Another shortcoming of GDP per capita is that it does not account for leisure time enjoyed by citizens. Americans work almost 300 hours more per year (19% more) on average than Britons. The US prioritises higher economic output over free time and work-life balance. But having less leisure to spend with family, on hobbies or vacation may adversely impact quality of life and well-being.

So higher GDP per capita should not automatically be deemed “better” if it demands excessive working hours and reduced leisure. Time affluence is also a key component of prosperity not captured by GDP per capita.

Environmental Impact

Finally, GDP per capita is criticised for not reflecting ecological sustainability. Achieving higher output often comes at the cost of greater natural resource depletion and environmental damage.

For example, the US has significantly higher carbon emissions per capita than the UK and most European peers. Its higher GDP per capita relies partly on lacking carbon taxes and utilising dirtier energy sources.

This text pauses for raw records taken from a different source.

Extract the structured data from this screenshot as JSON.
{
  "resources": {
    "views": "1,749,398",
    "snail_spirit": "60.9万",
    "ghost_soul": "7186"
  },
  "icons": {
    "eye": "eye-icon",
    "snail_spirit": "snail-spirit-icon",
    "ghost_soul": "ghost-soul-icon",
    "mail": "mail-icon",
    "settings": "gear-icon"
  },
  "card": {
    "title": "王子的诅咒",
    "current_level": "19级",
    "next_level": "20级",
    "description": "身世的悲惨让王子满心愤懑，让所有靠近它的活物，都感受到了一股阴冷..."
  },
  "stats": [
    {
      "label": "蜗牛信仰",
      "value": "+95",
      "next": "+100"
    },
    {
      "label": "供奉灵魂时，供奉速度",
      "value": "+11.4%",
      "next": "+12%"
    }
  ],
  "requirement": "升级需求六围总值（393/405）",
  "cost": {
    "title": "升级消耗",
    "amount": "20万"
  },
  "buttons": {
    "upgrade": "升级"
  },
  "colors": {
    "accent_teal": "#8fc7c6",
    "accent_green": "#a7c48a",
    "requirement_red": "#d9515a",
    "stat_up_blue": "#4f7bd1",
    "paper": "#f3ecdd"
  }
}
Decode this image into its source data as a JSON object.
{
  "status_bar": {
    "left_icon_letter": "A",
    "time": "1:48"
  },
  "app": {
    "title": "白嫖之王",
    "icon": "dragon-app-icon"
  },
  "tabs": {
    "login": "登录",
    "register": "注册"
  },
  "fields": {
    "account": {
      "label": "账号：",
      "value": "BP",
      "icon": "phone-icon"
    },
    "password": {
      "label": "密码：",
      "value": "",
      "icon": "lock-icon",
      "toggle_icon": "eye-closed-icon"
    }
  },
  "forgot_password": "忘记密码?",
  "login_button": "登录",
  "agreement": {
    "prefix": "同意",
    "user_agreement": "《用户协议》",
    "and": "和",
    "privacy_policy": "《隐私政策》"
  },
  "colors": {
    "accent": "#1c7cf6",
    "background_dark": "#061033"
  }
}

While the UK has made significant progress in reducing carbon emissions in recent years and is committed to achieving net zero by 2050.

Metrics like carbon intensity of output can complement GDP per capita analysis. Sustainability and living standards for future generations should also factor into assessments of economic success. Ignoring ecological impact is a key limitation of GDP per capita.

While a valuable economic indicator, GDP per capita alone does not guarantee widespread prosperity. Supplementary indicators accounting for distribution, leisure time and sustainability provide a more holistic view of societal well-being.

wind turbines

Final Thoughts from UK vs. USA

There are various contributors and limitations of the GDP per capita metric, so a high score doesn’t necessarily correlate to a high standard of living. Despite the UK’s lower GDP per capita compared to the US, the country remains a desirable place to live and work.

If you found this article helpful, we also wrote about how different tax is between the UK and US.

UK vs. US GDP Per Capita FAQ:

Where does the UK rank in GDP per capita?

The UK ranks 21st in GDP per capita (nominal) and 28th in GDP per capita (PPP) as of 2023.

When did US GDP per capita surpass the UK?

The UK’s GDP per capita has traditionally been higher than that of the US, but the US surpassed the UK in 1916. This was due to a number of factors, including the rapid industrialisation of the US in the late 19th and early 20th centuries, the US’s large and growing population, and the UK’s involvement in World War I.

Who has the worst GDP per capita?

The country with the lowest GDP per capita in 2023 is Burundi, with a GDP per capita of $238. This means that the average person in Burundi earns less than $250 per year.